The tinda masala is one of my favourite dishes at Tayyabs; certainly my favourite vegetarian dish and a no-brainer when it comes to ordering. The very first time I went there, I noticed it clinging on at the bottom of the menu and decided to try it as a sympathy order. When I put the first mouthful in my greedy gob however, there was no doubt that the dish was laughing in the face of my pity. I’ve only ever been served one disappointing tinda which, sadly, arrived after I’d been talking my mate’s ear off about it in the pub beforehand. It was watery, bland, lukewarm and all the worse for me bigging it up so much. Generally though those juicy little gourds are cooked on a fierce heat with a punchy, slightly sour sauce, the main ingredients of which Tayyabs insist are just garlic, ginger and chilli; I can’t blame them for not wanting to reveal their secrets.
I’ve seen fresh tinda around recently, but they always seem to look very tired. I cannot tell you the frustration this caused me until eventually, the canned ones stepped in to offer succour. As soon as I opened that tin, I got a familiar waft of briny tinda – Tayyabs must use the canned version too.
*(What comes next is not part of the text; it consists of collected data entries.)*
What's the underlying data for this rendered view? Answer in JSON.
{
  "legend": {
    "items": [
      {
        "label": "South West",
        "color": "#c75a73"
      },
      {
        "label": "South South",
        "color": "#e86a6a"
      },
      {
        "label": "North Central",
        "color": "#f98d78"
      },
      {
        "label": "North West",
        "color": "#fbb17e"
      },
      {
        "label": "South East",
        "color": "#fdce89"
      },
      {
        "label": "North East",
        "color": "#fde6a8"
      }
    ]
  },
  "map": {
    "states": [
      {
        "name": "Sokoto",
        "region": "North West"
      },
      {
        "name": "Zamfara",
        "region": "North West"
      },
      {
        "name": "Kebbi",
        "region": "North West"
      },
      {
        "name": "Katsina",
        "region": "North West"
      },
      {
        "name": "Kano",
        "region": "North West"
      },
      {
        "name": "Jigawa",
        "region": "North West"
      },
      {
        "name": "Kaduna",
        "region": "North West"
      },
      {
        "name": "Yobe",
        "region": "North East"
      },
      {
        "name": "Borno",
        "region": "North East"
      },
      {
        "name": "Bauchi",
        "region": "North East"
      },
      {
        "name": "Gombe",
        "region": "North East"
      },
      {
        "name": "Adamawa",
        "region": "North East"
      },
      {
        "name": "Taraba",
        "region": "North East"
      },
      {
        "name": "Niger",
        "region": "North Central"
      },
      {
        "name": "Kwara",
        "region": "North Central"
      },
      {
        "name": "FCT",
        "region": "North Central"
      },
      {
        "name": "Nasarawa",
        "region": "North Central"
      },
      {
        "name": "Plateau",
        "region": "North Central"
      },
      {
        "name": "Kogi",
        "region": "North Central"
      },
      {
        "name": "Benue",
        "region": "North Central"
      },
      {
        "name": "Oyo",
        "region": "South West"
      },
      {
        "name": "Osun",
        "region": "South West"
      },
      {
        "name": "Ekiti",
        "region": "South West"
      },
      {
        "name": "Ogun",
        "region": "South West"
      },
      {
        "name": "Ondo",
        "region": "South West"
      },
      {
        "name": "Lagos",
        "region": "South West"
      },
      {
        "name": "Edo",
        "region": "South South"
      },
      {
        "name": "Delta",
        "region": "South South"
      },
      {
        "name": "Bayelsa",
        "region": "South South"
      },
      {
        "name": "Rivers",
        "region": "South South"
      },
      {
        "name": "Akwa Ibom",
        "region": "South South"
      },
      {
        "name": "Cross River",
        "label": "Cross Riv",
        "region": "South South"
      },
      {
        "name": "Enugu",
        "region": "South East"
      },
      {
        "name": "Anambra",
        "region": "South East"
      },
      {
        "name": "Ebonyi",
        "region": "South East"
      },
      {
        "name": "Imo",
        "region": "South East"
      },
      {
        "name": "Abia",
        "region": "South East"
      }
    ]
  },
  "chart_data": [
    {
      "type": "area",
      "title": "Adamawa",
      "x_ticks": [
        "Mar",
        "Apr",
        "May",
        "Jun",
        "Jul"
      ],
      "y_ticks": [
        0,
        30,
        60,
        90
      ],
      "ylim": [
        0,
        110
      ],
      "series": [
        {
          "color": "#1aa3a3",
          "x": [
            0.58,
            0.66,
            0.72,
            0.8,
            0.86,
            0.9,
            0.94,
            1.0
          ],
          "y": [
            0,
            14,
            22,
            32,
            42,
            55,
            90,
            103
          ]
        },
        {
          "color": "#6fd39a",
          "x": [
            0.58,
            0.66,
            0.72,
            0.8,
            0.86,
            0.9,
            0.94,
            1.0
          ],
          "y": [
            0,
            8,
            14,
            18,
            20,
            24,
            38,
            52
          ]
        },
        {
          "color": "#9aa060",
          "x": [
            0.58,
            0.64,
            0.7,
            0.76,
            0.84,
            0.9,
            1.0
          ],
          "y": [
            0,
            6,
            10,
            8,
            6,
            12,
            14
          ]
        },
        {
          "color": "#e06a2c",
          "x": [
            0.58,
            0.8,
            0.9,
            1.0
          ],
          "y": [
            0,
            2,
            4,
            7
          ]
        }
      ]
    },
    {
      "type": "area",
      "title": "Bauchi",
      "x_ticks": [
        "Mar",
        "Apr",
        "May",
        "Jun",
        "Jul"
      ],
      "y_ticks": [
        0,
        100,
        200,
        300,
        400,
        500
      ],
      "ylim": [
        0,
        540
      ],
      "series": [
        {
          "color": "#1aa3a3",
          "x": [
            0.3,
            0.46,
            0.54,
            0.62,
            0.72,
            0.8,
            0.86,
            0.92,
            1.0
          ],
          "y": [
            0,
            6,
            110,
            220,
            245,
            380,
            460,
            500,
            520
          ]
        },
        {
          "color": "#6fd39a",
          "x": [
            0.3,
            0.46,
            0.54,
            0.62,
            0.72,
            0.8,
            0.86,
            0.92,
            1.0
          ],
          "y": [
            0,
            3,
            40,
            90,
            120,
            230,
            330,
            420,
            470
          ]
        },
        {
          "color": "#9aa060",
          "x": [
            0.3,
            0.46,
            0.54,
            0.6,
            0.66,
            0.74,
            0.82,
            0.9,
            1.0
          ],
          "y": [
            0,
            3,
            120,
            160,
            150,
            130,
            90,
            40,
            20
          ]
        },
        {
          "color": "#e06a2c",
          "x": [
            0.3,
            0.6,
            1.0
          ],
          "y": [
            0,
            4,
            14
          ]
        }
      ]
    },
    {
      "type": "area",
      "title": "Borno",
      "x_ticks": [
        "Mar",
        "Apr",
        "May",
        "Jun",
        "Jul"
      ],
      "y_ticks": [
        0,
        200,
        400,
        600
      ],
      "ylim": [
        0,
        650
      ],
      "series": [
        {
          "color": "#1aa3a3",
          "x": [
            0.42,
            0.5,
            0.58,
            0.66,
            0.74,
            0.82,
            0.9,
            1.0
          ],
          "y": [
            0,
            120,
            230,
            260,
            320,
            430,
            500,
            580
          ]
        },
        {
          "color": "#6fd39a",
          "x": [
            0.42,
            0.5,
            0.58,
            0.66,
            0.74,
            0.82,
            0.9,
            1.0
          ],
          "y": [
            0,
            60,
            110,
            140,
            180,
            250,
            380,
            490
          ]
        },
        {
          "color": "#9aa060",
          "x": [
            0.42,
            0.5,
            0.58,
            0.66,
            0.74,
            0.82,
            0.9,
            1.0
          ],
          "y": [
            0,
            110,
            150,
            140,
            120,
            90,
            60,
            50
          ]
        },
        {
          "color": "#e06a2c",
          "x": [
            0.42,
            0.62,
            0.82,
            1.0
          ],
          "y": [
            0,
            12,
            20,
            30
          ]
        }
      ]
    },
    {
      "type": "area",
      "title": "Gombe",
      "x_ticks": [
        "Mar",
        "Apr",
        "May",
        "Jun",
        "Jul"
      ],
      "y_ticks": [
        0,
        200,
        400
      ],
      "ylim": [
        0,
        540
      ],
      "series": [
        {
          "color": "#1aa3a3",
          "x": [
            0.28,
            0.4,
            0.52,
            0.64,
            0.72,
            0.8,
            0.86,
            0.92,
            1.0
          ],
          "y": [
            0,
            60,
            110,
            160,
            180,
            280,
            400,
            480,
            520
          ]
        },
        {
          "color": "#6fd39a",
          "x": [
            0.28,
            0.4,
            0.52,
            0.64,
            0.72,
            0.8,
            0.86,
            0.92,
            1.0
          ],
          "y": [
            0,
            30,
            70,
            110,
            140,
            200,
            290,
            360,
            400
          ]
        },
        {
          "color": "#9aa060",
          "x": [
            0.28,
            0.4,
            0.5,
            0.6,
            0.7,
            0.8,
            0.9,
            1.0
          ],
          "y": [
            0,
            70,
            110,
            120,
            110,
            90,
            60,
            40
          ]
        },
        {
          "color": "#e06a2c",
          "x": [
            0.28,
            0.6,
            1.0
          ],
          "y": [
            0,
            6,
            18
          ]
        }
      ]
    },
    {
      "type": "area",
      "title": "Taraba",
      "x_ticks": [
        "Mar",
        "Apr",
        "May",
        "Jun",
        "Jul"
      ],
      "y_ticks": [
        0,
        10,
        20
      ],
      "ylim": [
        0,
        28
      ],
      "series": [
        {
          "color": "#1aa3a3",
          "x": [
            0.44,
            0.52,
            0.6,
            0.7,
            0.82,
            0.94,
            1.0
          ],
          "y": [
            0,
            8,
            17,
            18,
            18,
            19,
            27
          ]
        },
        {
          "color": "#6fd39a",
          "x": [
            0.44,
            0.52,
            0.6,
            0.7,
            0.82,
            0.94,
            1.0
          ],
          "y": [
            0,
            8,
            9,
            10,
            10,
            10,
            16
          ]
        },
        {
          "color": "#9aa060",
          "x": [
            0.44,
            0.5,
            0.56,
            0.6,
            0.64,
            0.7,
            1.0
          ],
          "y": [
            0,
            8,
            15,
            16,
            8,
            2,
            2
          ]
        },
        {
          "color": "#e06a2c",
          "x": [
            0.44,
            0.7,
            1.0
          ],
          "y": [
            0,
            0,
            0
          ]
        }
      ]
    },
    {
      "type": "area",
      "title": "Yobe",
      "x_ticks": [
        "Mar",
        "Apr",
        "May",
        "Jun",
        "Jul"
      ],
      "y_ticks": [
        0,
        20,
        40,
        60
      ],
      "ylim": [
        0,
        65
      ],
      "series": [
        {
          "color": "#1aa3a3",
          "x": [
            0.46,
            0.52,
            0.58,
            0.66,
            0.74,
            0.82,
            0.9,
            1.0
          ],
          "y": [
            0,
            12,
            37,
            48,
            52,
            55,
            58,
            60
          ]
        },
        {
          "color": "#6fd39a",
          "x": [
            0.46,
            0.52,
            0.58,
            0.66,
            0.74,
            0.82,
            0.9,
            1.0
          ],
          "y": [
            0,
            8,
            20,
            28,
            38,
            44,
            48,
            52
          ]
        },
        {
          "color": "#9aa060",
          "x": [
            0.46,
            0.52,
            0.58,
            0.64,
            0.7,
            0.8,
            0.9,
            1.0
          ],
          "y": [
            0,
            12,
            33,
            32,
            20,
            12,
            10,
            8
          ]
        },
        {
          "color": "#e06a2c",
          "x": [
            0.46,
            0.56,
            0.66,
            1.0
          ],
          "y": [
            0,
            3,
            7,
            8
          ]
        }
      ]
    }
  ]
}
I used this recipe from Mamta’s kitchen, although I omitted the potato and used mustard seeds where she suggests a choice between mustard and cumin. Overall I was pleased with the result: a perfect starting point for some experimentation, although I did think the tomato dominated and will reduce that considerably or just add some fresh at the end like Tayyabs do. A crispy onion garnish would also be most welcome. The tinda don’t really have much flavour of their own but are special for being so incredibly thirsty, soaking up the spiced juices which then burst into the mouth at the slightest pressure. Next time, I will tweak the spices and cook it faster at a higher heat, to avoid breaking up the tinda so much. Of course, I’ll need to make a trip to Tayyabs first for research purposes, just to make sure I get that spicing right. What a hardship.